Question about a proof of the Perron Frobenius Theorem

Question

I am going through a proof of the Perron-Frobenius theorem that I found online, but I'm having trouble understanding some of the steps. Here is the relevant info:

Let $T$ be a primitive row-stochastic matrix. (By "primitive" we mean there exists an integer $k$ such that all entries of $T^k$ are strictly positive). I have been working through the proofs of the following statements:

1. $1$ is an eigenvalue of $T$.
2. If $\lambda$ is an eigenvalue of $T$ then $|\lambda| \leq 1$. (And hence $\lambda_{\max} = 1$ is the largest eigenvalue.)
3. The algebraic multiplicity of $\lambda_{\max} = 1$ is one.

My current status:

1. This follows immediately from the fact that $T(1 \; 1 \; \cdots 1)^{\top} = (1 \; 1 \; \cdots 1)^{\top}$, since $T$ is row-stochastic.
2. It can be shown that $ |\lambda | \|\vec{x} \|_{1} = \|\lambda \vec{x} \|_{1} = \|T \vec{x} \|_{1} \leq \|x\|_{1}$. The last inequality is obtained by some basic algebra and the Triangle Inequality. The result follows.
3. This is where I am having difficulty. The proof I am reading through obtains the result using the following Lemma: "Let $T$ be a (square) matrix and let $\Lambda$ be a diagonal matrix of the same size with entries $\lambda_1,\lambda_2,\ldots,\lambda_n$ along the diagonal. Expanding $\det(\Lambda - T)$ along the $i$-th row shows that $$\frac{\partial}{\partial \lambda_i} \det(\Lambda - T) = \det(\Lambda_i - T_i),$$ where the subscript $i$ means the matrix obtained by eliminating the $i$-th row and $i$-th column from each matrix." So far, this makes sense to me...The proof continues: "Setting $\lambda_i = \lambda$ and applying the Chain Rule from calculus, we get $$\frac{d}{d \lambda} \det(\lambda I - T) = \sum_i \det(\lambda I - T_{i}) \hspace{2cm} (*)$$

Each of the matrices $\lambda_{\max}I - T_i$ has strictly positive determinant by what we just proved. This shows that the derivative of the characteristic polynomial of $T$ is not zero at $\lambda_{\max}$, and therefore the algebraic multiplicity and hence the geometric multiplicity of $\lambda_{\max}$ is one."

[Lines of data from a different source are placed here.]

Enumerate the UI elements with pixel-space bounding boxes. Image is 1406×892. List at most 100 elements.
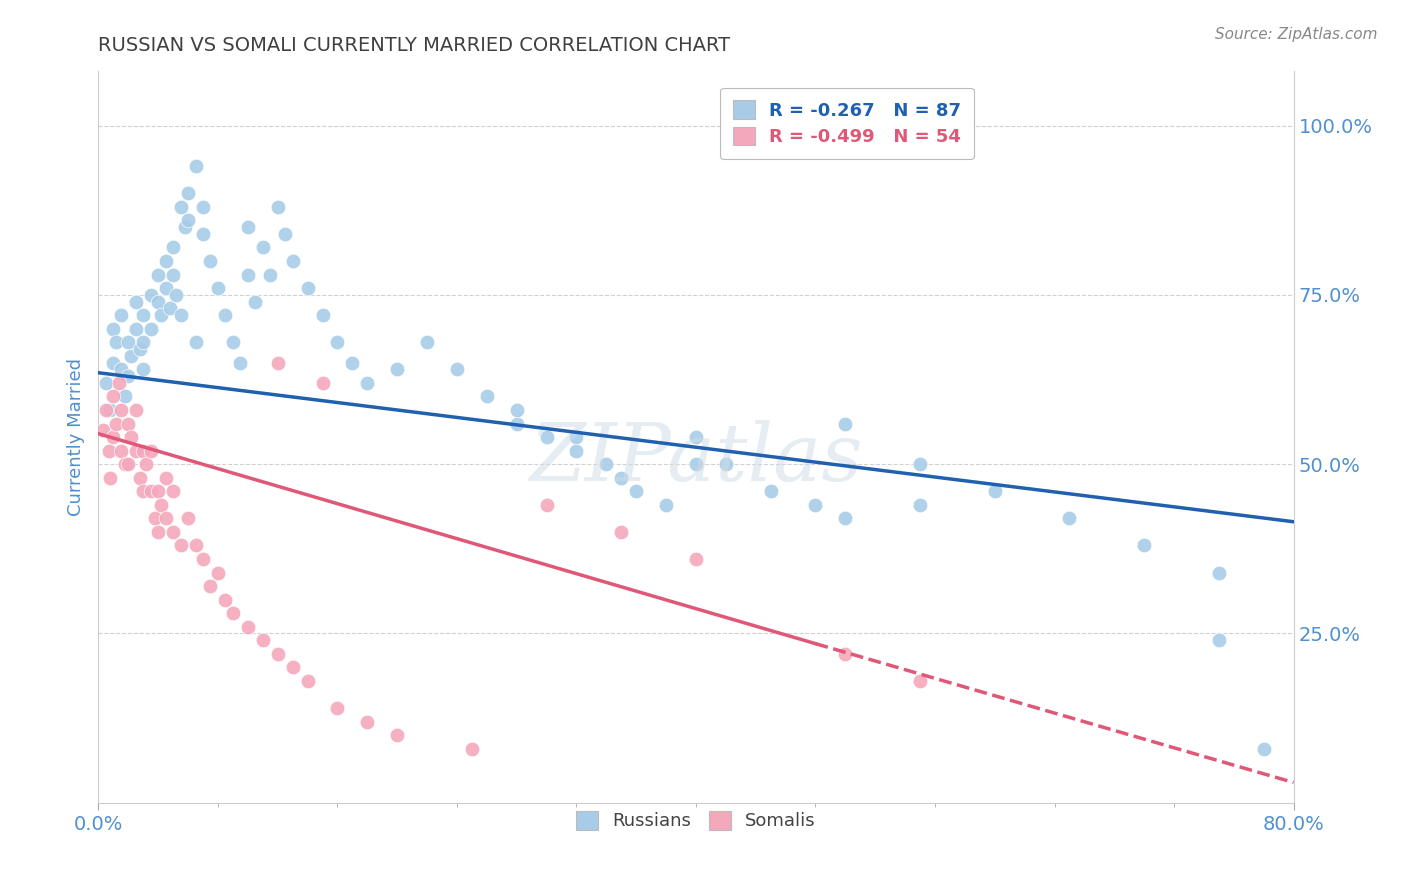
Point xyxy=(132,362,155,376)
Point xyxy=(565,430,588,444)
Point xyxy=(184,538,207,552)
Point xyxy=(103,430,125,444)
Point xyxy=(98,403,122,417)
Point xyxy=(105,417,128,431)
Point xyxy=(1208,566,1230,580)
Point xyxy=(143,511,166,525)
Point xyxy=(326,701,349,715)
Point xyxy=(169,308,191,322)
Point xyxy=(110,403,132,417)
Point xyxy=(117,457,139,471)
Point xyxy=(1253,741,1275,756)
Point xyxy=(103,355,125,369)
Point xyxy=(281,254,304,268)
Point xyxy=(252,633,274,648)
Point xyxy=(908,457,931,471)
Point xyxy=(536,498,558,512)
Point xyxy=(222,335,245,350)
Point xyxy=(267,355,290,369)
Text: ZIPatlas: ZIPatlas xyxy=(529,420,863,498)
Point xyxy=(184,159,207,173)
Point xyxy=(139,443,162,458)
Point xyxy=(155,254,177,268)
Point xyxy=(155,511,177,525)
Point xyxy=(908,673,931,688)
Point xyxy=(98,471,122,485)
Point xyxy=(1133,538,1156,552)
Point xyxy=(191,227,214,241)
Point xyxy=(200,579,222,593)
Point xyxy=(191,200,214,214)
Point xyxy=(105,335,128,350)
Point xyxy=(132,308,155,322)
Point xyxy=(834,647,856,661)
Point xyxy=(655,498,678,512)
Point xyxy=(129,471,152,485)
Point xyxy=(984,484,1007,499)
Point xyxy=(184,335,207,350)
Point xyxy=(177,511,200,525)
Text: RUSSIAN VS SOMALI CURRENTLY MARRIED CORRELATION CHART: RUSSIAN VS SOMALI CURRENTLY MARRIED CORR… xyxy=(98,36,731,54)
Point xyxy=(595,457,617,471)
Point xyxy=(326,335,349,350)
Point xyxy=(214,592,236,607)
Point xyxy=(148,484,170,499)
Point xyxy=(229,355,252,369)
Point xyxy=(207,566,229,580)
Point xyxy=(259,268,281,282)
Point xyxy=(356,376,378,390)
Point xyxy=(132,443,155,458)
Point xyxy=(461,741,484,756)
Point xyxy=(108,376,131,390)
Point xyxy=(159,301,181,316)
Point xyxy=(139,288,162,302)
Legend: Russians, Somalis: Russians, Somalis xyxy=(569,804,823,838)
Point xyxy=(714,457,737,471)
Point xyxy=(110,362,132,376)
Point xyxy=(236,268,259,282)
Point xyxy=(759,484,782,499)
Point xyxy=(267,647,290,661)
Point xyxy=(174,220,197,235)
Point xyxy=(129,342,152,356)
Point xyxy=(834,511,856,525)
Point xyxy=(120,430,142,444)
Point xyxy=(1059,511,1081,525)
Point xyxy=(132,484,155,499)
Point xyxy=(416,335,439,350)
Point xyxy=(356,714,378,729)
Point xyxy=(103,322,125,336)
Point xyxy=(626,484,648,499)
Point xyxy=(506,403,529,417)
Point xyxy=(148,268,170,282)
Point xyxy=(165,288,187,302)
Point xyxy=(475,389,498,403)
Point xyxy=(155,471,177,485)
Point xyxy=(117,369,139,384)
Point xyxy=(103,389,125,403)
Point xyxy=(110,308,132,322)
Point xyxy=(125,443,148,458)
Point xyxy=(446,362,468,376)
Point xyxy=(311,308,333,322)
Point xyxy=(342,355,364,369)
Point xyxy=(135,457,157,471)
Point xyxy=(267,200,290,214)
Point xyxy=(120,349,142,363)
Point xyxy=(162,524,184,539)
Point xyxy=(236,220,259,235)
Point xyxy=(125,294,148,309)
Point xyxy=(685,552,707,566)
Point xyxy=(834,417,856,431)
Point xyxy=(297,673,319,688)
Point xyxy=(148,294,170,309)
Point xyxy=(685,457,707,471)
Point xyxy=(125,322,148,336)
Point xyxy=(685,430,707,444)
Point xyxy=(177,213,200,227)
Point xyxy=(385,728,409,742)
Text: Source: ZipAtlas.com: Source: ZipAtlas.com xyxy=(1215,27,1378,42)
Point xyxy=(506,417,529,431)
Point xyxy=(162,484,184,499)
Point xyxy=(610,524,633,539)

I don't follow how (*) was obtained...How exactly is the Chain Rule being applied here? And where did the summation come from? And how can we say that $\det(\lambda_{\max}I-T_i) >0$ for all $i$? The author says this is by "what we just proved"...Where was that proved?

Probably I am making some very silly oversight, but any insights or help would be greatly appreciated!